なんだか一瞬の出来事ではあったけど、ものすごい殺戮ショーを見せられた気がする。
しかも一方的な大虐殺。
相手が魔族とは言えちょっと引くレベルだった。
「あの・・・ガザエル?号泣中悪いんだけど・・・今のって・・・何?」
「勇者だ!にっくき勇者だ!あいつ毎年毎年来やがって・・・」
勇者・・・っぽいのは見ればわかる。
でも聞きたいのはそこじゃなくて、この殺戮ショーは一体何なのか?
「アレクこの状況っていったい・・・?」
「感動した。感動したよ。かっこよかった。とにかくかっこよかった。やっぱり勇者っていいよな。あの名シーンも見れたし世界の半分を断るんだぜ!」
こいつはこいつで涙を流しながら感動中で話にならなかった。
とりあえず2人が落ち着くまで待つかと思ったその時、竜魔王が立ち上がった。
!!!!
どういうこと?
さっき倒されたはずなのに?
戦闘態勢に入る。
私ごときの戦闘力で何とかなるとは思えないけどやれるだけのことはやるしかない。
アレクが剣を構え前に出る。
「俺も一撃で倒す!!」
無理無理あんたそんなに強くないじゃない。
呪文を唱える体制に入る。
次の瞬間、アレクの剣と私の杖が弾き飛ばされた。
「まて・・・戦うつもりはない・・・もう戦いにはつかれてるんだ」
竜魔王ががっくりと肩を落とす。
「そうだぞ。
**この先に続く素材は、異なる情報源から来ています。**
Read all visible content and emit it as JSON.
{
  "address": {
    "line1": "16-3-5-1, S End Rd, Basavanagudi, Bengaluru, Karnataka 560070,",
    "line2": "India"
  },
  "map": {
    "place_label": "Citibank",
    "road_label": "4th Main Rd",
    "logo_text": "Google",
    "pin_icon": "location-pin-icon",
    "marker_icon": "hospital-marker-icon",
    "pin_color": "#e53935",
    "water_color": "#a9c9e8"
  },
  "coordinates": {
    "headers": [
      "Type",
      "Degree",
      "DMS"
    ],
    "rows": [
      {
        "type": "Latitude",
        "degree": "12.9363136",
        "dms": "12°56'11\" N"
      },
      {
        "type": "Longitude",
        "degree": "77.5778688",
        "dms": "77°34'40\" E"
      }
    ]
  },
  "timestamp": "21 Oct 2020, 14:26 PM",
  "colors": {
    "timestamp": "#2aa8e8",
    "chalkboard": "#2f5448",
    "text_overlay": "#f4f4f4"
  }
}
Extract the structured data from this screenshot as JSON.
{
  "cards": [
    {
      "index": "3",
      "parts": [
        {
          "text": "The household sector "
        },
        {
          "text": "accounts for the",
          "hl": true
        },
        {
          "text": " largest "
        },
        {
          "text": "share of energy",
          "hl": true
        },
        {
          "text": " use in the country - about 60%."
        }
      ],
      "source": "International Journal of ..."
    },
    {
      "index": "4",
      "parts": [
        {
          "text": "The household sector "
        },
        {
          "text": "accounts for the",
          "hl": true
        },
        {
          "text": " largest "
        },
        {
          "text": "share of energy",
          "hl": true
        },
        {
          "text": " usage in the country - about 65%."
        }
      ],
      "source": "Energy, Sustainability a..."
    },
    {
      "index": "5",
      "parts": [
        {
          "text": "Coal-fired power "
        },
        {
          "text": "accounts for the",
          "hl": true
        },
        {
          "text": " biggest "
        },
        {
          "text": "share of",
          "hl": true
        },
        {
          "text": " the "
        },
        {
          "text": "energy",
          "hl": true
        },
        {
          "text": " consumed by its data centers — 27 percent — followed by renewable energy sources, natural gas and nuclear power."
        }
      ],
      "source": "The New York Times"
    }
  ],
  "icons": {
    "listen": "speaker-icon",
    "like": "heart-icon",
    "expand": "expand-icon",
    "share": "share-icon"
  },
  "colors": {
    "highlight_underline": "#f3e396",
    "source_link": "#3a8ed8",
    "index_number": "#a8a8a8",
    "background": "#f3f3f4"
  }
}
お前らこれ以上竜魔王様に負担をかけんじゃねぇよ」
なになに?戦わない?戦いにつかれた?
「何を言っているのよ!竜魔王と言えば残虐非道!非道中の非道!戦いを好み常に血に飢えている鬼畜野郎!そう教科書には載っていたわ」
「人間の教科書はろくなことが書いてないな。まあかつてはそんな側面もあったのも確かだけど」
ガザエルに軽く嘆かれた。
「疲れたんじゃよ。完全に疲れた。なんせこの50年毎年のように勇者がやってきて戦いを挑んでくる。倒されても倒されても、また倒しに来る。死んでは蘇り死んでは蘇り、魔族は完全に死ぬことはないが倒されて苦しくないわけではない。毎年この苦痛がやってくる。しかも年々勇者は強くなっていき、もはや全く歯が立たない化け物になってしまった。しかも徐々にここに来るサイクルも早くなっている。もうやめたいんだ。というかやめてほしいんだ勇者に、一切人に危害を加えないからもうやめてほしいんだ。お前何とかしてくれないか?」
しょぼくれた竜魔王に懇願されて困惑する。
「竜魔王様ぁぁぁあ・・・」
それを聞きながらガザエルはまた号泣しだした。